Where This Gets Cynical
Progressive disclosure as a design principle is defensible. Progressive disclosure as a business strategy has a shadier twin.
When companies hide powerful features not because users aren’t ready, but because those features are locked behind a paid tier, the framing shifts. You’re no longer managing cognitive load. You’re manufacturing it. You show users enough to become dependent, then reveal that the thing they actually need costs more.
Freemium software does this almost universally. Notion’s free tier is genuinely useful, until you hit the block limit and discover that unlimited usage requires a subscription. Figma lets you create projects for free, until you need more than a handful of files and suddenly the pricing page appears. This isn’t progressive disclosure in the Sweller sense. It’s deliberate feature rationing to create upgrade pressure.

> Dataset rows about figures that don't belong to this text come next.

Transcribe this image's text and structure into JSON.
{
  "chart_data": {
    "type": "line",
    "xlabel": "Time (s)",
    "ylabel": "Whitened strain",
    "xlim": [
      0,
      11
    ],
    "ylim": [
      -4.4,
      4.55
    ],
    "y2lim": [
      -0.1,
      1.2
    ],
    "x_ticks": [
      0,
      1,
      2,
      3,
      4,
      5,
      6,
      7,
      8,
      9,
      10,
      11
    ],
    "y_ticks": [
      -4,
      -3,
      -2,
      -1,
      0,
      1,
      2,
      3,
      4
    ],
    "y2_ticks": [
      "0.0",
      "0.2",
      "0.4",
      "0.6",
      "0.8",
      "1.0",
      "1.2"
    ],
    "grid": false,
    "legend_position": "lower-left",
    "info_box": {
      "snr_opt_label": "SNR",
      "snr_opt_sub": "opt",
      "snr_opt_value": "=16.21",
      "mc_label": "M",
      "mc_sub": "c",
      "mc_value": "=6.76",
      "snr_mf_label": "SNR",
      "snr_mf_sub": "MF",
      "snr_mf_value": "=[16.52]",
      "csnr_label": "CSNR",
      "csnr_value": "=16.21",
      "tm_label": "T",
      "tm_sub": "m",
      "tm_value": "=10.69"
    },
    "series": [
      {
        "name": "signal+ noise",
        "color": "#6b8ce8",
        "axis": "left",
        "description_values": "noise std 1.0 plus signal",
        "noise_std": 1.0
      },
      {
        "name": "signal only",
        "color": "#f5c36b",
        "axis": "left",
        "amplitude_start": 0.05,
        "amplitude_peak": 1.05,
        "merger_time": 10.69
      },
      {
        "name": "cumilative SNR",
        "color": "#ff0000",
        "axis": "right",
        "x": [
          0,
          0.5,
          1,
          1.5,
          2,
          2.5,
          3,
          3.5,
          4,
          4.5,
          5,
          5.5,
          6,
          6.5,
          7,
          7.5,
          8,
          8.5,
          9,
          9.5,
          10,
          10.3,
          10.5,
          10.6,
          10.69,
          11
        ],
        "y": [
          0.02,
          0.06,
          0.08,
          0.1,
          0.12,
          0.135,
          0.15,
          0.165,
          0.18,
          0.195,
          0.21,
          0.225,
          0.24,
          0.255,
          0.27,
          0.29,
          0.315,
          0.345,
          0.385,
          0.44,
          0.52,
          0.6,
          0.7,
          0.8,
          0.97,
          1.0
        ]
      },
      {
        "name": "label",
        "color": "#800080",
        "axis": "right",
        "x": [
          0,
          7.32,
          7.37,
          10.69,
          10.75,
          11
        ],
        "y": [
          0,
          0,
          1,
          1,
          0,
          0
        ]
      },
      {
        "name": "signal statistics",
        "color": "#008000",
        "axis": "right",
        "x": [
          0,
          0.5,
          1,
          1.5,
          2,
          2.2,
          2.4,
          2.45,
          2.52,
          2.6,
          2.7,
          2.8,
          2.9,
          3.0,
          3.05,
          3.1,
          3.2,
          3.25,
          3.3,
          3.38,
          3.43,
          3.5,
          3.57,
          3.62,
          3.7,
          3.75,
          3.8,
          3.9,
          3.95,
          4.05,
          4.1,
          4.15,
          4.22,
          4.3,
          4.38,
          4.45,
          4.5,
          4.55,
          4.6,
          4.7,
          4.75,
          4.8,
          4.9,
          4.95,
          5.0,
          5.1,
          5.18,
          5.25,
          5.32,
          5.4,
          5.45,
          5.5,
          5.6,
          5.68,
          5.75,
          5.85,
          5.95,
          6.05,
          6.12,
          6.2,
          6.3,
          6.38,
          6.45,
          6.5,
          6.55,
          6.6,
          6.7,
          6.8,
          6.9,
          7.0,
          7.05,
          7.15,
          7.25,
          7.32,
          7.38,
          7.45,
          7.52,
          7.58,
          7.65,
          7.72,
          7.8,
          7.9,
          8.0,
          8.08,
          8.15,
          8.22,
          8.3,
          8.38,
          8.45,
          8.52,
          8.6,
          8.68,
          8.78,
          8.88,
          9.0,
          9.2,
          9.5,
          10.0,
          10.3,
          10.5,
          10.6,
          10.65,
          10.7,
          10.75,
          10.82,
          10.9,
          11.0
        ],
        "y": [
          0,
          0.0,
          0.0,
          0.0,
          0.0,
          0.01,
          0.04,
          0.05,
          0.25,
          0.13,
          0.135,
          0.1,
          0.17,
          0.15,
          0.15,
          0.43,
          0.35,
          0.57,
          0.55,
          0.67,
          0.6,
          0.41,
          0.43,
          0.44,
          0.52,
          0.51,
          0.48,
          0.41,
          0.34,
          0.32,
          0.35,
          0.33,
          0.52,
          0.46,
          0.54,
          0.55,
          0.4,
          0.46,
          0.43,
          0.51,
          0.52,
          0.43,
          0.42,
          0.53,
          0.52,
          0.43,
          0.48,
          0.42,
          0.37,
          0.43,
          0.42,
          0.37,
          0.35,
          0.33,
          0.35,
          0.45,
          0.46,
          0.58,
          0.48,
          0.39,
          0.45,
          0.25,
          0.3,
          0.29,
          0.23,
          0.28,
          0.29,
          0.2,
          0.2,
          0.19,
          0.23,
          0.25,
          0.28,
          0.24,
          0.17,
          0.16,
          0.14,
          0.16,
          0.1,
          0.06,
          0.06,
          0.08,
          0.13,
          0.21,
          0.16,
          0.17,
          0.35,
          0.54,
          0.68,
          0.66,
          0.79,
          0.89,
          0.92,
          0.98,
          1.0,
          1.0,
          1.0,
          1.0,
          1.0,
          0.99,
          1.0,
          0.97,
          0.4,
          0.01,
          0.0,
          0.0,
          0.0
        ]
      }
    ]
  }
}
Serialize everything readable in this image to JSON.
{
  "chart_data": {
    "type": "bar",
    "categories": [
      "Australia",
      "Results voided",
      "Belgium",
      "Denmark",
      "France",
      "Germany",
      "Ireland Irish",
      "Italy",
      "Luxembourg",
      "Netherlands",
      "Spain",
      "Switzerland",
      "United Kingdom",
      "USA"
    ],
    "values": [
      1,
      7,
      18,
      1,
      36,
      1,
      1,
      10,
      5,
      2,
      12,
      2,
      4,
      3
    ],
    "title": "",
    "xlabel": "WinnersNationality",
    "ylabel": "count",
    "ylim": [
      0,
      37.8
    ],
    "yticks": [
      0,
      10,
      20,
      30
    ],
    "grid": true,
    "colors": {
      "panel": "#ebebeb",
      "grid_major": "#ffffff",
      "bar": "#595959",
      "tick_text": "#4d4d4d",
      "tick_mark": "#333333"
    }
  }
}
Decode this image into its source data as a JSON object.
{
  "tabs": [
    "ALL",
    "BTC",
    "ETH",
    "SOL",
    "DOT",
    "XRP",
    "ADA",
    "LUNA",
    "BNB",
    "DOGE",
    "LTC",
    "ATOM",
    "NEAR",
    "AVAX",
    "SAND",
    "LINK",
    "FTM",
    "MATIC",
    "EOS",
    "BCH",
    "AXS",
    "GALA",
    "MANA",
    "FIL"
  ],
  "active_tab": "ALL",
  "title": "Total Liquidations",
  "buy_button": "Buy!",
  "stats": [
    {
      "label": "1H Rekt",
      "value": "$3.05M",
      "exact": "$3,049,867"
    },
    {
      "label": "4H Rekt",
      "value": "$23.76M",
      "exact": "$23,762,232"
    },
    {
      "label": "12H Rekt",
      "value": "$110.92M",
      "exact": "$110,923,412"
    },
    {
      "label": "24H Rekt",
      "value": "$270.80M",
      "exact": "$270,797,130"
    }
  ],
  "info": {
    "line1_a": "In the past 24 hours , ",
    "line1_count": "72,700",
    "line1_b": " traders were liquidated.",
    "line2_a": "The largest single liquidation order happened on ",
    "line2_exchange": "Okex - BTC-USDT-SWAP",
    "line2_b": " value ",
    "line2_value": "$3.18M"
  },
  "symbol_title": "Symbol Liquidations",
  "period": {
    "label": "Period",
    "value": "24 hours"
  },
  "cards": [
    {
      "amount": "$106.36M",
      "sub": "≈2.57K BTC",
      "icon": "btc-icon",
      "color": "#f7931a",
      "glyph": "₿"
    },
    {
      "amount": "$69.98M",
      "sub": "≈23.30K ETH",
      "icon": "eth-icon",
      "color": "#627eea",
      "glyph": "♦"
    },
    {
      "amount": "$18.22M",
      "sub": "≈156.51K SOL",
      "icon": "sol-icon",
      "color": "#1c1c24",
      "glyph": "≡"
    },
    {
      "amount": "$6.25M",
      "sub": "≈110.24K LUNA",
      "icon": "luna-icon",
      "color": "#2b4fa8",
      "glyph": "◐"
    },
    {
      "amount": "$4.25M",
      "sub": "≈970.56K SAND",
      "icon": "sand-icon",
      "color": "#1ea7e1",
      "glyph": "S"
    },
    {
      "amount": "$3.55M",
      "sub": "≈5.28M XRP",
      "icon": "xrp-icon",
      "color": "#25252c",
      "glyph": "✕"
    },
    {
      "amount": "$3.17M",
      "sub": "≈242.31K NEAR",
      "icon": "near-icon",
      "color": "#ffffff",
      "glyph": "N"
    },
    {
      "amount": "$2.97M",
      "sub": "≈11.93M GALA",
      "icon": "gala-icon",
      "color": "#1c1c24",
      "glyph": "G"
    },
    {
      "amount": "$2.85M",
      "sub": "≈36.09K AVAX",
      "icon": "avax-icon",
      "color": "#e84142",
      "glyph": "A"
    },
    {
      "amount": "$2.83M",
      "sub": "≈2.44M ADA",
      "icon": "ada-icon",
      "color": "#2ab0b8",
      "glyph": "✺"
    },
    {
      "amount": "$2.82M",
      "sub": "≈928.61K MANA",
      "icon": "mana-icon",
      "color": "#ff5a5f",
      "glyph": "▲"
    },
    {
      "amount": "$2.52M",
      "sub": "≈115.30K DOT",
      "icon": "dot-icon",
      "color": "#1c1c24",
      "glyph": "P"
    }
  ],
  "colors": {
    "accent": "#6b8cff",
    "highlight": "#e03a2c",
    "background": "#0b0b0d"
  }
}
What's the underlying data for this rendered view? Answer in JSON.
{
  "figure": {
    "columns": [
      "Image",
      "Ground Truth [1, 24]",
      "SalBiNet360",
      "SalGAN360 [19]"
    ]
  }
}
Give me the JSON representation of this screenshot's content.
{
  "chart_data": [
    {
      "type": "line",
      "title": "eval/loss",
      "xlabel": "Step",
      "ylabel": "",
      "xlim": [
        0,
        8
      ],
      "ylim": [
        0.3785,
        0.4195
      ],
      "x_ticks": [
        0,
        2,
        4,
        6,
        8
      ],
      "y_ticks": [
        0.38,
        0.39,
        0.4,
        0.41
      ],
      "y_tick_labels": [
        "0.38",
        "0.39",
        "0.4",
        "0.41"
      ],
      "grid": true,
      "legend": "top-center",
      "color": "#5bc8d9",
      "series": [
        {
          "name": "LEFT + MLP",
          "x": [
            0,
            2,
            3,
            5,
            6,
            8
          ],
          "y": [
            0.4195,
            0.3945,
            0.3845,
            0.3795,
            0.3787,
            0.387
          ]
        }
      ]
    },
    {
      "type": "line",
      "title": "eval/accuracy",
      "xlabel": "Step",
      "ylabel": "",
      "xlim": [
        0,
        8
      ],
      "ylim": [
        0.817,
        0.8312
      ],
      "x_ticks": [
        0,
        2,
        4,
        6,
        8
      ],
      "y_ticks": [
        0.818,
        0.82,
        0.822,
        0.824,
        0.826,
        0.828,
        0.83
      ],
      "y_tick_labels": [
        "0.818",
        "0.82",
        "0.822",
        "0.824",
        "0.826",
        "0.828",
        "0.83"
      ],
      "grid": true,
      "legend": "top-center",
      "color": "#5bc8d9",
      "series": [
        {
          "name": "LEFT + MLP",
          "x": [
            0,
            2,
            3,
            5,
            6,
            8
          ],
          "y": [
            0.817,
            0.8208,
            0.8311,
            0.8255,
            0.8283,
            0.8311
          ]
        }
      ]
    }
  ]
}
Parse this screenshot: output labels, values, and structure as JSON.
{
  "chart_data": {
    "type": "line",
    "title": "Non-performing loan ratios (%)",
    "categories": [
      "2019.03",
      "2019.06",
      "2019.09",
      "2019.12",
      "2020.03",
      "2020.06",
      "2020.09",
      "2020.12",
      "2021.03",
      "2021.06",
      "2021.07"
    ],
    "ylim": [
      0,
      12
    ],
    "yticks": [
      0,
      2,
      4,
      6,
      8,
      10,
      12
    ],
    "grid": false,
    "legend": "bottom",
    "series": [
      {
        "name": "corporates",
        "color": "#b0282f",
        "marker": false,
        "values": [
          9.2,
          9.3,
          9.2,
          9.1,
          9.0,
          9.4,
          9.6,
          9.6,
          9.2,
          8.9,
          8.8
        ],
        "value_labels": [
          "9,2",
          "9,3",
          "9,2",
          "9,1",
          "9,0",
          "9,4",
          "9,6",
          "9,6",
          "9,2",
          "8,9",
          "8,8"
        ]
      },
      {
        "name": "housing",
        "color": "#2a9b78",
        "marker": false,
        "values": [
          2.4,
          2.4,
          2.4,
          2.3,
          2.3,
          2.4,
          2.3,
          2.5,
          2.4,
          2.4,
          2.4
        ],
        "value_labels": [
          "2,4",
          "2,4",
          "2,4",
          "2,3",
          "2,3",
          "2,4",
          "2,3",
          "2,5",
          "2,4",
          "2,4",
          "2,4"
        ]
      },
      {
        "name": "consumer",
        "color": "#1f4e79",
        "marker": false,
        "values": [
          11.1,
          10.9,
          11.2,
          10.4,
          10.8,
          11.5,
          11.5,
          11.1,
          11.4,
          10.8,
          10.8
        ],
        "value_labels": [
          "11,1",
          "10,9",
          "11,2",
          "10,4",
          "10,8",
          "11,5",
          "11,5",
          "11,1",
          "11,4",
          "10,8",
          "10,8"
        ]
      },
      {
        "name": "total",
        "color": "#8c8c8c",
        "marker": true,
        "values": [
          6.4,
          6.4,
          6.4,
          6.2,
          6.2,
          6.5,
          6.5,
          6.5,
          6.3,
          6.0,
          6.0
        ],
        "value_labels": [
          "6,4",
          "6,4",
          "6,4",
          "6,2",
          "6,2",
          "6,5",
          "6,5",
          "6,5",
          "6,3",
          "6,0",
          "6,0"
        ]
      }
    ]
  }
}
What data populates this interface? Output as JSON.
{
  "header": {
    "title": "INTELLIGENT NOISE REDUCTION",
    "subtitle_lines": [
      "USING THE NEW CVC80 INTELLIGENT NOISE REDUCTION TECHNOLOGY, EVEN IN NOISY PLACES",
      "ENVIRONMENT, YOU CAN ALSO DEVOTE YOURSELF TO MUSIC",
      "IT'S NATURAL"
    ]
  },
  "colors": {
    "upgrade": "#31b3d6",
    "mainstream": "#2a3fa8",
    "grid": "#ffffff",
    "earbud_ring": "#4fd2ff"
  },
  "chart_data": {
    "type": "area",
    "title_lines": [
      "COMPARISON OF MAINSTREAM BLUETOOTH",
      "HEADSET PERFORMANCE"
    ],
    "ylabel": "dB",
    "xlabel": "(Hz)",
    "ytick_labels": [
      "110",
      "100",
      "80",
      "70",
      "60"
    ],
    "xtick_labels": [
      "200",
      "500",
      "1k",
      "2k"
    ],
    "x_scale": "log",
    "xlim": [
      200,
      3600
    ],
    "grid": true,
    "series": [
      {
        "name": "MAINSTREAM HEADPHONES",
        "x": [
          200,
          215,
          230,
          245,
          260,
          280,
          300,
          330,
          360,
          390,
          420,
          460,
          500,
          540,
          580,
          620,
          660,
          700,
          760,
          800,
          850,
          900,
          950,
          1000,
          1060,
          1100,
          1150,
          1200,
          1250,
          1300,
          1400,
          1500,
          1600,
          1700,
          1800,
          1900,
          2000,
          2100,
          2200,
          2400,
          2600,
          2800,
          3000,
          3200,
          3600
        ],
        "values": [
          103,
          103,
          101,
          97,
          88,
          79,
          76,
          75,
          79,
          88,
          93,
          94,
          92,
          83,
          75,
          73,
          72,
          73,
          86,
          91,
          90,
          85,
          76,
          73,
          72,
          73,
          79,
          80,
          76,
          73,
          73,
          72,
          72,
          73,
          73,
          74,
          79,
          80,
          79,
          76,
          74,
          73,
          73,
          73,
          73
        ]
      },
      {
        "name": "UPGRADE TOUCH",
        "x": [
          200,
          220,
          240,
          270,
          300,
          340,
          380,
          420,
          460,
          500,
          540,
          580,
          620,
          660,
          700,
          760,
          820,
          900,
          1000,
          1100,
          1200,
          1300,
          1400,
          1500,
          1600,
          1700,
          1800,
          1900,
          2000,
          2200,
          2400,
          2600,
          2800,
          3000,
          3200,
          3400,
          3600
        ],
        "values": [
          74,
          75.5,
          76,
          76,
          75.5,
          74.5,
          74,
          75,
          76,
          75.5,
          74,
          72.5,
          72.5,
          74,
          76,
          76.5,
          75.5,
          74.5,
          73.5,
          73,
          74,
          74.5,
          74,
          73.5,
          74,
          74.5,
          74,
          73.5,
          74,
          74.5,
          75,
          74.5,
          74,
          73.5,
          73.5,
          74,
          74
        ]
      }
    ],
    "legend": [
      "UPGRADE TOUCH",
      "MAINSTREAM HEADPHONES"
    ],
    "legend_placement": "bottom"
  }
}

The more sophisticated version involves hiding features that would accelerate a user’s ability to evaluate the product honestly. If a project management tool buries its export function (so your data is hard to extract), or hides its API documentation from free-tier users (so integration with other tools requires upgrading first), that’s not protecting you from complexity. That’s protecting the company from competition.
The Real Cost to Users
The consequence that doesn’t get talked about enough is capability asymmetry. Power users who know a tool deeply get dramatically better outcomes than casual users working with the same tool. This is obvious in software development (a developer who knows their editor’s full keybindings and plugin ecosystem is not doing the same job as someone using the same editor with default settings), but it applies everywhere.
In Photoshop, a user who has discovered layer masks, smart objects, and adjustment layers is working in what is functionally a different application than someone who only uses the top-level toolbar. Both are using Photoshop. The capability gap between them is enormous. Progressive disclosure, when it works correctly, is supposed to bridge that gap by surfacing complexity as users are ready for it. When it works incorrectly, or cynically, it just leaves most users permanently at the shallow end.
The practical advice here is boring but true: for any tool you use seriously, spend a few hours reading its documentation or watching advanced tutorials, not beginner ones. The features companies hide from new users are frequently the features that make the tool worth using. Keyboard shortcuts, bulk operations, scripting interfaces, API access, export options, view customizations. These things exist. They are just behind a door the product designer decided not to put a sign on.
How to Think About This When Evaluating New Software
When you’re assessing a new tool, the question worth asking is not “is the interface simple?” but “what is this interface hiding and why?”
A simple interface that reveals depth over time as you explore it is well-designed. A simple interface that hides depth permanently behind a paywall is a business model dressed as UX. A simple interface that hides depth because the product genuinely doesn’t have any is a warning sign that the tool will stop serving you the moment your needs grow.
The tells are usually findable with a bit of poking. Look for a keyboard shortcuts page. Look for API documentation. Look for an advanced settings section. Look for community forums where power users discuss workarounds. If those things exist and are accessible, the simplicity is probably a considered design choice. If they don’t exist or require payment to access, you’re looking at a product built around a specific theory of how much you should be allowed to know.